Vivendi Universal Filmbesessener Familienclan

Die Bronfmans melden sich zurück. Der ehemalige Seagram-Chef und heutige Vize-Chef von Vivendi Universal plant den Rückkauf des US-Entertainment-Geschäfts.

Brüssel - Edgar Bronfman jr., der Vize-Chef von Vivendi Universal , will die amerikanische Unterhaltungssparte des Konzerns kaufen. Der Unternehmer werde sich dazu eine Gruppe von Investoren suchen, schreibt das "Wall Street Journal".

Ein Angebot ist bereits bei Vivendi Universal eingetroffen, bestätigte der Konzern mittlerweile. Es soll sich Presseberichten zufolge auf etwa 15 Milliarden Dollar belaufen. Eine Nachricht, die an der Börse offenbar wohlwollend aufgenommen wurde: Die Papiere legten zeitweise über drei Prozent zu.

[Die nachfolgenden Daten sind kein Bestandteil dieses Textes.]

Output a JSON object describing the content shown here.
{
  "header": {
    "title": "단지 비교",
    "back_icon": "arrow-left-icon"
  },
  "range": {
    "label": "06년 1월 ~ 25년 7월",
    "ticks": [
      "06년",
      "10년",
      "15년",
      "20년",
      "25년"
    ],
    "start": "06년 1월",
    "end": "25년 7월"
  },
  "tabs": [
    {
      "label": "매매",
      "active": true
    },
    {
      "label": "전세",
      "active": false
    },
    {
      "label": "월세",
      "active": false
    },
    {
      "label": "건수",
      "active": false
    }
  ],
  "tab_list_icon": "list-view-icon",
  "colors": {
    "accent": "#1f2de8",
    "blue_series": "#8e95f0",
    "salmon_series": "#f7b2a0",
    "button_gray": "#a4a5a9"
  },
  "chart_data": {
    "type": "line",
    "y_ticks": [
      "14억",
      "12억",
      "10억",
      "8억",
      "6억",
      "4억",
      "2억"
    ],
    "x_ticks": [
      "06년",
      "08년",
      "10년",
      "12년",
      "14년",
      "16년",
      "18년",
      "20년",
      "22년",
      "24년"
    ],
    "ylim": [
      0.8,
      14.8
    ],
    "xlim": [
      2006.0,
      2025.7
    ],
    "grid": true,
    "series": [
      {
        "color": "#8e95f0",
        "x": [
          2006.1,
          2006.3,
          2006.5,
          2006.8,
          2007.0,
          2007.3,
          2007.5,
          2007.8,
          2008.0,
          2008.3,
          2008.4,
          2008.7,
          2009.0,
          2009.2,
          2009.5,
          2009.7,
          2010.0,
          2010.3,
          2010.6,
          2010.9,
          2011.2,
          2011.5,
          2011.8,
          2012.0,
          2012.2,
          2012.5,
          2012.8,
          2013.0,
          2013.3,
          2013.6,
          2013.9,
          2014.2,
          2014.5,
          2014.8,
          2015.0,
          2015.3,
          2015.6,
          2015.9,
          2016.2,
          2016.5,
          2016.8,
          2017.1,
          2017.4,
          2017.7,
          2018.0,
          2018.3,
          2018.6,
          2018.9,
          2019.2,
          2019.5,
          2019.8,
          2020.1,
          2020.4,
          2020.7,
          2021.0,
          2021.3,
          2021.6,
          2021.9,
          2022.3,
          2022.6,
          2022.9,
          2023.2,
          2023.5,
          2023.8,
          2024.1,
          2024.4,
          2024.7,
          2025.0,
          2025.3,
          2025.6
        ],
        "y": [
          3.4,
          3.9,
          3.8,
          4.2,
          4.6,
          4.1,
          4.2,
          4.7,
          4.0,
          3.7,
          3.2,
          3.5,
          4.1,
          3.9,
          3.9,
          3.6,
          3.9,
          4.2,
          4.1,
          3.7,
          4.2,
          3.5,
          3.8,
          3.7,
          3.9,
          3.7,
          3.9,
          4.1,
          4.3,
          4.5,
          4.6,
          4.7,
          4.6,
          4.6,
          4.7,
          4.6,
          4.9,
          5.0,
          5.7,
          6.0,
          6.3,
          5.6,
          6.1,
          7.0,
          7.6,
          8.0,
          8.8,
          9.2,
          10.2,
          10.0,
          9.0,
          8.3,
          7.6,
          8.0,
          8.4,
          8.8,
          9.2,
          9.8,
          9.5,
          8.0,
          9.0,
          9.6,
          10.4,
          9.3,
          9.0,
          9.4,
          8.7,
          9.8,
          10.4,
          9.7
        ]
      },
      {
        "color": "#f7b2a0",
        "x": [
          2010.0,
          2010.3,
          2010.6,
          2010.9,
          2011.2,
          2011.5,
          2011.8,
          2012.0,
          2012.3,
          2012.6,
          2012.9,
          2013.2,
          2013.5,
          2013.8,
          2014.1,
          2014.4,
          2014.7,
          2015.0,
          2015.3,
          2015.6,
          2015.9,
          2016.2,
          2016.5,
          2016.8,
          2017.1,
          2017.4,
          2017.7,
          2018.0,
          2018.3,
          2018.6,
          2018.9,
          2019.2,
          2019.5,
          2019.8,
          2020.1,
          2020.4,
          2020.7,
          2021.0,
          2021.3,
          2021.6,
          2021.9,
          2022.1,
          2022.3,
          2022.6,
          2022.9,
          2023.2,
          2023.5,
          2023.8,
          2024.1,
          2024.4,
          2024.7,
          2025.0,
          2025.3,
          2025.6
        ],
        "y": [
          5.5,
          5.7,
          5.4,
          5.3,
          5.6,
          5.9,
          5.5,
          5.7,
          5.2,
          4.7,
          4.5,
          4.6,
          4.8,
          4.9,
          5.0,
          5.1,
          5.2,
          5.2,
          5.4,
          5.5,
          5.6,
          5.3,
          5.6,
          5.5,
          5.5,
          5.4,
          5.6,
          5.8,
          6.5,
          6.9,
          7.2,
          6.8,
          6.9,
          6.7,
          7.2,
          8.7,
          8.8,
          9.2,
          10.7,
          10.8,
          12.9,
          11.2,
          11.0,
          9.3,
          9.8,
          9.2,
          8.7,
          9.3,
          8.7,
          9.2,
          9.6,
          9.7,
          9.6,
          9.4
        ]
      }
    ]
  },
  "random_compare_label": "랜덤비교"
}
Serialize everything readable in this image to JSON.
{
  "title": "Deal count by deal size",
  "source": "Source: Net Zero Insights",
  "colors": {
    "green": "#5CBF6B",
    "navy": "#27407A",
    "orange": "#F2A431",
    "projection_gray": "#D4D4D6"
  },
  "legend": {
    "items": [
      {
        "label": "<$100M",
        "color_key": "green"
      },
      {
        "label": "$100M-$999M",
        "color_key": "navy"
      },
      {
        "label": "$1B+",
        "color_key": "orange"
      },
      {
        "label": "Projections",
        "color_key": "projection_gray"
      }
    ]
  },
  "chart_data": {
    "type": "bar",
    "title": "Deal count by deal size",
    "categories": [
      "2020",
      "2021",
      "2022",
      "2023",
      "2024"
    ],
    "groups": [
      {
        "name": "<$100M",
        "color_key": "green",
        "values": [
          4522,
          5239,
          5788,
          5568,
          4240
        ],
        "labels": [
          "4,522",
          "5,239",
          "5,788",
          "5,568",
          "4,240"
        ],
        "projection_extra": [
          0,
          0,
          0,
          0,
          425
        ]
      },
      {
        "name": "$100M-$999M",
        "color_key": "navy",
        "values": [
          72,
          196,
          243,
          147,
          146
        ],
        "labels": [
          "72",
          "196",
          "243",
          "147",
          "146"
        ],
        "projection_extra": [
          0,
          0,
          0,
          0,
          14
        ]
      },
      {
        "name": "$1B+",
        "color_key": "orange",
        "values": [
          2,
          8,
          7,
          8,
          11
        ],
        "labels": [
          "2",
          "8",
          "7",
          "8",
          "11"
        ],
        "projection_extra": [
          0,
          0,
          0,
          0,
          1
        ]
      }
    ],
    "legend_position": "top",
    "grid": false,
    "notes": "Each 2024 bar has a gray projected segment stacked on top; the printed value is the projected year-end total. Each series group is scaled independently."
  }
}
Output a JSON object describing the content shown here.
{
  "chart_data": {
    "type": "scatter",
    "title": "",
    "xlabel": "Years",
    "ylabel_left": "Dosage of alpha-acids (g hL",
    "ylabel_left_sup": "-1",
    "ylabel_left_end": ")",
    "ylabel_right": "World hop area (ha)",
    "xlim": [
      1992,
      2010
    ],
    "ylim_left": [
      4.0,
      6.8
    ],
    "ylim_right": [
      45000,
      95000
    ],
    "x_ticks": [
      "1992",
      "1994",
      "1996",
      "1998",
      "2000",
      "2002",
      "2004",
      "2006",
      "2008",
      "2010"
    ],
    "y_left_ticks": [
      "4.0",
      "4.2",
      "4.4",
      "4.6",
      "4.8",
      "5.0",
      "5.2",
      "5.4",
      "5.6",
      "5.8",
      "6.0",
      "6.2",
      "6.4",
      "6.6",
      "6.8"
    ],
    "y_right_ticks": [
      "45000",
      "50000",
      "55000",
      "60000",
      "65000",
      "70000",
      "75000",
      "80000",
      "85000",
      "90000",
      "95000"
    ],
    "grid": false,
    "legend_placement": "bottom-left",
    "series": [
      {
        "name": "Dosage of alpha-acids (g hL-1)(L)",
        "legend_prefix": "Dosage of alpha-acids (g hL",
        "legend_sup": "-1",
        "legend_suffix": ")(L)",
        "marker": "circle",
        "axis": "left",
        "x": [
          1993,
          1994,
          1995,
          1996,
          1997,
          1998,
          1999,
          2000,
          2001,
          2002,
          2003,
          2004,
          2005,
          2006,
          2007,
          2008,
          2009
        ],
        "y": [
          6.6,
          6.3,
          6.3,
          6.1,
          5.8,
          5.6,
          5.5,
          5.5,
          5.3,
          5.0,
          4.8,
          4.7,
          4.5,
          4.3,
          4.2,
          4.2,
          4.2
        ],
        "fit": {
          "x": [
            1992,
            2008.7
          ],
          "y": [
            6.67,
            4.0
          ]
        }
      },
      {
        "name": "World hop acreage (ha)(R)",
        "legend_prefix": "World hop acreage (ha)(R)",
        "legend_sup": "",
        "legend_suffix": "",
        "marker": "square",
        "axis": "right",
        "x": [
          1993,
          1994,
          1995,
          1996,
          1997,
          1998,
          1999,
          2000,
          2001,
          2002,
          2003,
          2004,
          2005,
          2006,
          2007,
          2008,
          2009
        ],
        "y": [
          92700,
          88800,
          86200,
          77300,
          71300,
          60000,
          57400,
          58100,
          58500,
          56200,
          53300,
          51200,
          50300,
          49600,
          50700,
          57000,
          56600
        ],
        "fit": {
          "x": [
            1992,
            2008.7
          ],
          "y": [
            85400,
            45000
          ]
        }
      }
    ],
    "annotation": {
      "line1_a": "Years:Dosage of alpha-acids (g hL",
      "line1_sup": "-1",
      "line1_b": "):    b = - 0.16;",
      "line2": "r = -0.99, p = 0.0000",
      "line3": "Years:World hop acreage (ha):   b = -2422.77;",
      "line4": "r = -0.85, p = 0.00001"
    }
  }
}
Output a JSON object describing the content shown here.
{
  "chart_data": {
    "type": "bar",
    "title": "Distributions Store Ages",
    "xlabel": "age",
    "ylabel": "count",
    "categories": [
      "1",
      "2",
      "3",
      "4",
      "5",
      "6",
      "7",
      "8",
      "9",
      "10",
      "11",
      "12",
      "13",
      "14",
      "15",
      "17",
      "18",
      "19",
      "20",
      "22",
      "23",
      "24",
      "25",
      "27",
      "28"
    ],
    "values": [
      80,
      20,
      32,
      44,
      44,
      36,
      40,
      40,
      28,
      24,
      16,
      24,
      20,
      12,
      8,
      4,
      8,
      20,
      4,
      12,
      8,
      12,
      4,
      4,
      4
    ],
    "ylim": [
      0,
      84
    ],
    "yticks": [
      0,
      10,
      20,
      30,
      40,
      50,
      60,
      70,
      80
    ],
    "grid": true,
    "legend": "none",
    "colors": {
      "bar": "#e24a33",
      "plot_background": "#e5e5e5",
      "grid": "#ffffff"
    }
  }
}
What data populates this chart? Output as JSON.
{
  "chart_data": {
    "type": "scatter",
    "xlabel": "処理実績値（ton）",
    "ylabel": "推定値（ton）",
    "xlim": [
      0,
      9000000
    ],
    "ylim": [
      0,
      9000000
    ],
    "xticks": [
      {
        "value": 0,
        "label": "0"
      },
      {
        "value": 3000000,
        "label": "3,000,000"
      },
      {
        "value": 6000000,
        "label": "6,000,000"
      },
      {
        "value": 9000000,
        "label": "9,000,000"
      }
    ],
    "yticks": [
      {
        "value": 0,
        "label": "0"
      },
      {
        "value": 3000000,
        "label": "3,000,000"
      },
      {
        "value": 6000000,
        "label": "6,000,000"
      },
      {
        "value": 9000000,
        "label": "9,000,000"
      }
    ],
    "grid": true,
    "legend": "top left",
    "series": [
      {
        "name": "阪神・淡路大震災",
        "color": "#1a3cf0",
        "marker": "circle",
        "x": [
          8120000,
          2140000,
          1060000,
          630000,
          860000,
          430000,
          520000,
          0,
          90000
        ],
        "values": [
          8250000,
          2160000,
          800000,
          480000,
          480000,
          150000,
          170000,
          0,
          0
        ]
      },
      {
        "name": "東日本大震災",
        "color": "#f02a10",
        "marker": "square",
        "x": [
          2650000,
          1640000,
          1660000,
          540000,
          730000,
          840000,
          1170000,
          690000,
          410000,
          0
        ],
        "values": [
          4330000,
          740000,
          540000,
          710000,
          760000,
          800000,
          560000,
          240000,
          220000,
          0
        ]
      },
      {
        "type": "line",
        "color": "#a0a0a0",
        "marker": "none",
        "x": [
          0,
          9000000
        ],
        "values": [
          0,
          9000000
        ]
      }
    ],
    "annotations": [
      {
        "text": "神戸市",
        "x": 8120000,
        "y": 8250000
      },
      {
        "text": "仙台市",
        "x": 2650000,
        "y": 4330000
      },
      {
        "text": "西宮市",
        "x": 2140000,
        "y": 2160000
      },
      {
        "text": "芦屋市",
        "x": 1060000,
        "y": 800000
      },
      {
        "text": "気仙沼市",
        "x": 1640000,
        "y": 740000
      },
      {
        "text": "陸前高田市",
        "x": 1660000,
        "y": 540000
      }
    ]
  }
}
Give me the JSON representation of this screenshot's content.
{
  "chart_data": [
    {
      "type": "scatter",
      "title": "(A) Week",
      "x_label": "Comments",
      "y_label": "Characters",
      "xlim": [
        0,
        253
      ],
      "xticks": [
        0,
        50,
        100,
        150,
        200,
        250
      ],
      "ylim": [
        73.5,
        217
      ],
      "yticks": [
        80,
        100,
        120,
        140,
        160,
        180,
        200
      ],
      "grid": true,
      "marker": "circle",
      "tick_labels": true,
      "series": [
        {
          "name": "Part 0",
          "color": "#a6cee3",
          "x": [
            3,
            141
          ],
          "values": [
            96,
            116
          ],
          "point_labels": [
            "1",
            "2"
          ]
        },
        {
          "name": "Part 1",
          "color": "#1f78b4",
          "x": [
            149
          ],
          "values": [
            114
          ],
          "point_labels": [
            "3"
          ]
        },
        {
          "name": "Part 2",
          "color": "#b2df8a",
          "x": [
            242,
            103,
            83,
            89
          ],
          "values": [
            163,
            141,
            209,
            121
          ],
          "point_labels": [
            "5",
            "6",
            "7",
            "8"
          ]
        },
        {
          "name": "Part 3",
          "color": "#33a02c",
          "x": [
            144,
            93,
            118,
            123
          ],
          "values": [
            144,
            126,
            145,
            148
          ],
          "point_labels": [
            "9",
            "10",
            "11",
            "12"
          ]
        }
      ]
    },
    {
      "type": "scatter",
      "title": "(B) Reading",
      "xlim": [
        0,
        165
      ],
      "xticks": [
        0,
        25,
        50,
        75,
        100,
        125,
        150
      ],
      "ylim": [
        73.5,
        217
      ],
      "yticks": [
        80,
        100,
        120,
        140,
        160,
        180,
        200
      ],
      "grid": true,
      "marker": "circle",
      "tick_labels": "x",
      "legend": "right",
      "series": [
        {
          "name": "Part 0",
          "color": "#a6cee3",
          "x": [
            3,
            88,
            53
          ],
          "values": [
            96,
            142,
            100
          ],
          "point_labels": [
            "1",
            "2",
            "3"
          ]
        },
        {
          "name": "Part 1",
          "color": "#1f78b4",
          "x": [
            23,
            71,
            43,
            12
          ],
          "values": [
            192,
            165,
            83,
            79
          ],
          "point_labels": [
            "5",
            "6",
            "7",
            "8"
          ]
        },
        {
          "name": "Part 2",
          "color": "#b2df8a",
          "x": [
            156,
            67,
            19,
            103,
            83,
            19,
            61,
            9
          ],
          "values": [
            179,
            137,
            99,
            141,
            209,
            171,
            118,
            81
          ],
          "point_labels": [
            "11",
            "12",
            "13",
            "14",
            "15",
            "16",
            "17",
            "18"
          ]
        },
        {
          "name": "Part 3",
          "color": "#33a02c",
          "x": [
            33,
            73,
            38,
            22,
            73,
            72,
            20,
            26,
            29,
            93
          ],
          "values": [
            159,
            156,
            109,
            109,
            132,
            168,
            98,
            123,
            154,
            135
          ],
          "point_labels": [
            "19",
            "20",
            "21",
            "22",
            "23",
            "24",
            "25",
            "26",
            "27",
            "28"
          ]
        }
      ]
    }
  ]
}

Verschiedene Medien berichten, dass Bronfman Jr. bereits einige Partner gefunden habe. Darunter den US-Konzern Cablevision. Der Kabelbetreiber soll angeblich eine Sperrminorität zwischen 25 und 33 Prozent erhalten. Neben Cablevision sollen die Investmentbanken Wachovia Securities und Merrill Lynch die Übernahme durch Bronfman Jr. unterstützen.

Seagrams Millarden-Deal

Bronfman Jr. ist für Vivendi Entertainment kein unbekannter. Nicht nur dass der Manager Vize bei Vivendi Universal ist, Bronfman Jr. hatte vor rund drei Jahren als Chef des Mischkonzerns Seagram die Universal-Sparte an Vivendi verkauft. Der Deal wurde von Vivendis damaligen Chef Jean-Marie Messier vollzogen. Universal barg das Musik-, Fernseh- und Filmgeschäft des Seagram-Konzerns. Die Transaktion wurde auf rund 32 Milliarden Dollar geschätzt.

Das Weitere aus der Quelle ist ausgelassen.